Dalam ayat tersebut Allah memuji kaum Muhajirin yang berhijrah dari Makkah ke Madinah untuk memperoleh kebebasan dalam mewujudkan syahadat mereka an laa ilaha illallah wa anna muhammadan rasulullah. Mereka meninggalkan kampung halaman yang mereka cintai dan harta yang telah mereka kumpulkan dengan jerih payah. Semua demi Allah! Maka, kaum muhajirin (orang yang berhijrah) itu pun mendapatkan pujian dari Allah Rabbul ‘alamin. Demikian pula kaum Anshar yang memang merupakan penduduk Madinah. Saudariku fillah, perhatikanlah dengan seksama bagaimana Allah mengajarkan kepada kita keutamaan orang-orang yang mengutamakan saudara mereka. Betapa mengagumkan sikap itsar (mengutamakan orang lain) mereka. Dalam surat Al-Hasyr tersebur, Allah memuji kaum Anshar sebagai Al-Muflihun (orang-orang yang beruntung di dunia dan di akhirat) karena kecintaan kaum Anshar terhadap kaum Muhajirin, dan mereka mengutamakan kaum Muhajirin atas diri mereka sendiri, sekalipun mereka (kaum Anshar) sebenarnya juga sedang berada dalam kesulitan. Allah Ta’aala memuji orang-orang yang dipelihara Allah Ta’aala dari kekikiran dirinya sebagai orang-orang yang beruntung. Tidaklah yang demikian itu dilakukan oleh kaum Anshar melainkan karena keimanan mereka yang benar-benar tulus, yaitu keimanan kepada Dzat yang telah menciptakan manusia dari tanah liat kemudian menyempurnakan bentuk tubuhnya dan Dia lah Dzat yang memberikan rezeki kepada siapapun yang dikehendaki oleh-Nya serta menghalangi rezeki kepada siapapun yang Dia kehendaki.

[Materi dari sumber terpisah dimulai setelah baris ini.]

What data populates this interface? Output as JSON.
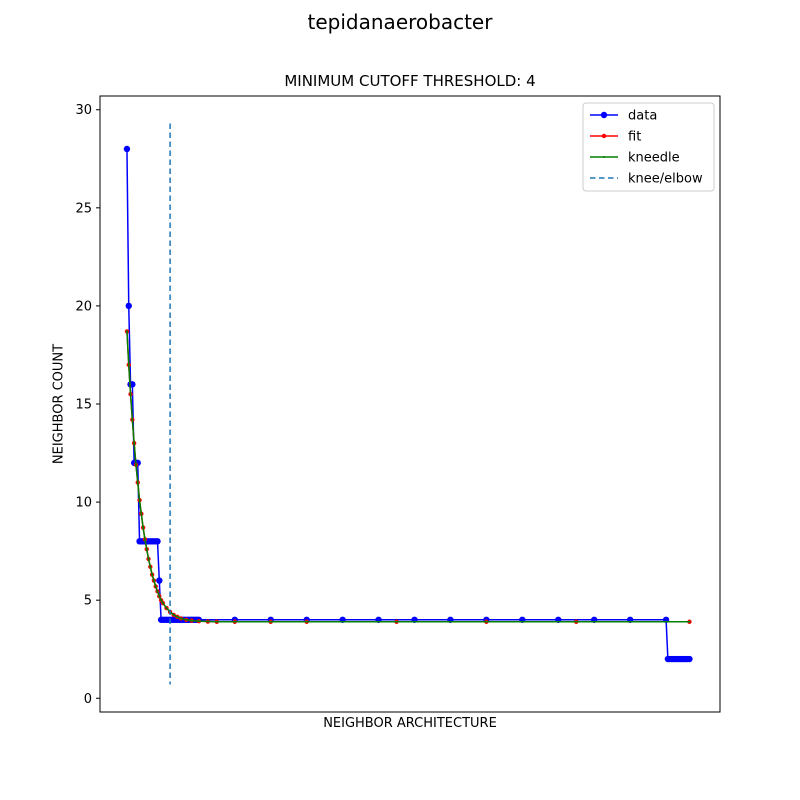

Tapi, ingatlah wahai saudariku fillah, jangan sampai kita tergelincir oleh tipu daya syaithon ketika mereka membisikkan ke dada kita “utamakanlah saudaramu dalam segala hal, bahkan bila agama mu yang menjadi taruhannya.” Saudariku fillah, hendaklah seseorang berjuang untuk memberikan yang terbaik bagi agamanya. Misalkan seorang laki-laki datang untuk sholat ke masjid, dia pun langsung mengambil tempat di shaf paling belakang, sedangkan di shaf depan masih ada tempat kosong, lalu dia berdalih “Aku memberikan tempat kosong itu bagi saudaraku yang lain. Cukuplah aku di shaf belakang.” Ketahuilah, itu adalah tipu daya syaithon! Hendaklah kita senantiasa berlomba-lomba dalam kebaikan agama kita. Allah Ta’ala berfirman:

“Maka berlomba-lombalah (dalam membuat) kebaikan. Di mana saja kamu berada pasti Allah akan mengumpulkan kamu sekalian (pada hari kiamat). Sesungguhnya Allah Maha Kuasa atas segala sesuatu.” (QS. Al-Baqoroh: 148)

Berlomba-lombalah dalam membuat kebaikan agama, bukan dalam urusan dunia. Banyak orang yang berdalih dengan ayat ini untuk menyibukkan diri mereka dengan melulu urusan dunia, sehingga untuk belajar tentang makna syahadat saja mereka sudah tidak lagi memiliki waktu sama sekali. Wal iyadzu billah. Semoga Allah menjaga diri kita agar tidak menjadi orang yang seperti itu.